Tuesday, April 30, 2013

herbed sweet potato & mushroom hash + baked eggs & blue cheese


I love, love, love how truly simple this dish is.  But don't let its simplicity fool you...it's got big flavor and that, my friends, is what has hubby repeatedly requesting it.  This is one of our go-to weeknight meals, and it is often a quick brunch on the weekends, too.  How's that for versatile?  And what's not to love? Sweet potatoes, mushrooms, red bell, onion and herbs roasted and then dotted with tangy, rich blue cheese, creamy eggs and more flavor fresh herbs to finish.  This is good, simple stuff.


Chop the sweet potato, bell and onion in 1/2 inch dice, and cut the mushrooms into sixths.  Finely chop rosemary.   Toss the veggies in two small skillets or baking dishes (for oven to table serving, another bonus, fewer dishes to wash!). Sprinkle 1 tsp chopped rosemary on each skillet, season with sea salt and fresh cracked pepper, drizzle on olive oil to lightly coat and toss well.  Roast in a 400 degree oven for about 25-30 minutes, until veggies are just about tender.


Remove from oven and make two wells in each skillet with a spoon.  Crumble blue cheese over the top.  Crack eggs individually into a small ramekin and gently place two eggs in each skillet, season eggs with salt and pepper.  Bake for an additional 8-10 minutes, or until the egg whites are set.  We like our yolks runny, and they will continue to cook just a bit after you remove them from the oven while you finish off the herbs.  If you prefer a firmer yolk, and want it cooked all the way through, bake for 15 minutes.  Remove from oven and garnish with chopped fresh parsley and chives.




herbed sweet potato & mushroom hash + baked eggs & blue cheese
(serves 2)

Ingredients:
1 sweet potato, 1/2 inch dice
8-10 white mushrooms, cut into sixths
1/2 red bell, 1/2 inch dice
1/2 red onion, 1/2 inch dice
2 tsp finley chopped fresh rosemary
olive oil
sea salt and fresh cracked pepper
blue cheese, crumbled
4 eggs
chopped fresh parley and chives for garnish

Preheat the oven to 400 degrees.  Chop the sweet potato, bell and onion in 1/2 inch dice, and cut the mushrooms into sixths.  Finely chop rosemary.   Toss the veggies in two small skillets or baking dishes (for oven to table serving, another bonus, fewer dishes to wash!). Sprinkle 1 tsp chopped rosemary on each skillet, season with sea salt and fresh cracked pepper, drizzle on olive oil to lightly coat and toss well.  Roast in oven for about 25-30 minutes, until veggies are just about tender.
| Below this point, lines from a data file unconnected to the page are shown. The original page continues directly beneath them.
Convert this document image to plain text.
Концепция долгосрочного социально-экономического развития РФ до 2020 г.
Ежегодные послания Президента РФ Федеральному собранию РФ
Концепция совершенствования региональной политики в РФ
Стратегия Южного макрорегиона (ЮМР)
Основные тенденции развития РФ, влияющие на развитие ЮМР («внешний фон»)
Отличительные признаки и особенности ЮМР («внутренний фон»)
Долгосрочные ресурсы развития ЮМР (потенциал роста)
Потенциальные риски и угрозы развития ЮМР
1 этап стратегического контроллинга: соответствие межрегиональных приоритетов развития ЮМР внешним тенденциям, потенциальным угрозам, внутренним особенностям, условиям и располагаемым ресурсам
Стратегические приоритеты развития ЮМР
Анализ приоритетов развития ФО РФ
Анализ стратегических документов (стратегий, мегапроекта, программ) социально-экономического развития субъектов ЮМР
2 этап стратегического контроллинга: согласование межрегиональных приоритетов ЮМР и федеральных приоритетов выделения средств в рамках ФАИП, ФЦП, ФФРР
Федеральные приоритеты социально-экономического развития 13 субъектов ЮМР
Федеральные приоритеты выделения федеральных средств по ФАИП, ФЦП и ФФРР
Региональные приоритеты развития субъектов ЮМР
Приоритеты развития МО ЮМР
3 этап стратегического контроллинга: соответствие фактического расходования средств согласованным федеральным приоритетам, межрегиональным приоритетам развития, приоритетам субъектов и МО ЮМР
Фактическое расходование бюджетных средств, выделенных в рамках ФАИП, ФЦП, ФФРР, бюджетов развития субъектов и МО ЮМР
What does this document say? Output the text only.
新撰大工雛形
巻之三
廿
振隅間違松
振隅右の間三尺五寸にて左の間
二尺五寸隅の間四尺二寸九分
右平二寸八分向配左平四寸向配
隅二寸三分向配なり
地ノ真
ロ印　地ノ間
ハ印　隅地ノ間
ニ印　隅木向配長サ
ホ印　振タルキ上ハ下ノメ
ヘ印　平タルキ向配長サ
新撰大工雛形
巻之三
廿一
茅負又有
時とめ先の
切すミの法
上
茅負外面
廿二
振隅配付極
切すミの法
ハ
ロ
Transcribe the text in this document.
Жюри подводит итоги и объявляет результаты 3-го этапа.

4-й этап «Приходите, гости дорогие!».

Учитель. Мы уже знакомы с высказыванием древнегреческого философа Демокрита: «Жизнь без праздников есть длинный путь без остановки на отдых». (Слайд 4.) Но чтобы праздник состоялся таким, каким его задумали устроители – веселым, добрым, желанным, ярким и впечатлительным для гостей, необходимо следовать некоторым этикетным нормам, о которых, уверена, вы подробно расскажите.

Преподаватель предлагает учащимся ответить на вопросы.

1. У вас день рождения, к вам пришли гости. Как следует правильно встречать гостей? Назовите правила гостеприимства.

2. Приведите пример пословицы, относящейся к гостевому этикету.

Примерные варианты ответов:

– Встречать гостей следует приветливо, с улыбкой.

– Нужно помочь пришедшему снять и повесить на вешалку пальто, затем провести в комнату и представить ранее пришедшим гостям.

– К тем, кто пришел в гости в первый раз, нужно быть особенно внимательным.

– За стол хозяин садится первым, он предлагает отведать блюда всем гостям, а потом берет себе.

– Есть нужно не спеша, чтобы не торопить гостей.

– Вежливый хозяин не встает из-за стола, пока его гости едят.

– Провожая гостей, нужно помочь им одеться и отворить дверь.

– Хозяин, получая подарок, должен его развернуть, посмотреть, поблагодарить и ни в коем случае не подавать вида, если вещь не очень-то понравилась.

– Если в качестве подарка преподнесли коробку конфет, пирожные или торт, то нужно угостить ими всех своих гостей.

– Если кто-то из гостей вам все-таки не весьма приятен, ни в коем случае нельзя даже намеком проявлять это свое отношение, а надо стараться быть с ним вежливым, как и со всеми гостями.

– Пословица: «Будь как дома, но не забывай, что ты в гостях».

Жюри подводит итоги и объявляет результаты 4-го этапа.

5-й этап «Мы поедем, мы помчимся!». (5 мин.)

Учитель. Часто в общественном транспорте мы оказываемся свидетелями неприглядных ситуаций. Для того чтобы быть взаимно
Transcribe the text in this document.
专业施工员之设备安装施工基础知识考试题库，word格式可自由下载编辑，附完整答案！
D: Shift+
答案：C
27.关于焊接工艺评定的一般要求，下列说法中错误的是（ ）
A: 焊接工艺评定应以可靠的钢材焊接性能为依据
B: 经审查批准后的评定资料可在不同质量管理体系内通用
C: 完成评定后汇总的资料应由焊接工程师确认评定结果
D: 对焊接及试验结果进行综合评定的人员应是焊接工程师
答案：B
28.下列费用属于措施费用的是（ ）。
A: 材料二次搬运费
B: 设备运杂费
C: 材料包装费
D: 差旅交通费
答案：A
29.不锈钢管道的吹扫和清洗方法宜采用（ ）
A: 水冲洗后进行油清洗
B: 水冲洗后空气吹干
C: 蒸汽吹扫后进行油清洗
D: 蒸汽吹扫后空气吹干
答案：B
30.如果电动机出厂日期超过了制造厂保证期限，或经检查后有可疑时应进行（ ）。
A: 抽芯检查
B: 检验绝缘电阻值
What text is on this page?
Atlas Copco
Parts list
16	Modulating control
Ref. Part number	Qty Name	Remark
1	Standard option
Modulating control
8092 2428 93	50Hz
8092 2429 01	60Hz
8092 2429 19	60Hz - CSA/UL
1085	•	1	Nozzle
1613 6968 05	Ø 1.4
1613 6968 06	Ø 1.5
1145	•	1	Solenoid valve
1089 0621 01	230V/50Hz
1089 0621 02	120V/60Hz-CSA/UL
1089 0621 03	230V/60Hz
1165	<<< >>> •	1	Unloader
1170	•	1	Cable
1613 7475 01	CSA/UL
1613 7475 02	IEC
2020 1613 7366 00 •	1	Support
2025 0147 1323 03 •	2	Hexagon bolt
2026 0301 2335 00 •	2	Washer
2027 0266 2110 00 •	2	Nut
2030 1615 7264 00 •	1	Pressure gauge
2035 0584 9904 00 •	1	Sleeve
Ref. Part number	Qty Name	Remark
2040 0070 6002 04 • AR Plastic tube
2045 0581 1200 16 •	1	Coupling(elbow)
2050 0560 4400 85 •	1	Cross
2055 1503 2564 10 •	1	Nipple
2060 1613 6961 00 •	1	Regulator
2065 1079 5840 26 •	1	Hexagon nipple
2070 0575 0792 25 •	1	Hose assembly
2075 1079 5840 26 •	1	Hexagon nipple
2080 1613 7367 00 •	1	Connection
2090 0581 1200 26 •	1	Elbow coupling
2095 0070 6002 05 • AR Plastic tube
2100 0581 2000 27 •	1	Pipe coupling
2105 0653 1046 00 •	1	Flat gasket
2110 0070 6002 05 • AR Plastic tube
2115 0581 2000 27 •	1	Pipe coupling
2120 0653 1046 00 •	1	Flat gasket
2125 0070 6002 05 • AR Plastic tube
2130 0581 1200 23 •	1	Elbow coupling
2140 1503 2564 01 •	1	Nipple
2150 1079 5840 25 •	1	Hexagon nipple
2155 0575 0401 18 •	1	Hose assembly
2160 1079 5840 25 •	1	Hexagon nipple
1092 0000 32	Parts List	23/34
Remove from oven and make two wells in each skillet with a spoon.  Crumble blue cheese over the top of veggie mixture.  Crack eggs individually into a small ramekin and gently place two eggs in each skillet. Season eggs with salt and pepper.  Bake for an additional 8-10 minutes, or until the egg whites are set.  We like our yolks runny, and they will continue to cook just a bit after you remove them from the oven while you finish off the herbs.  If you prefer a firmer yolk, and want it cooked all the way through, bake for 15 minutes.  Remove from oven and garnish with chopped fresh parsley and chives. So good.  So good.  So good.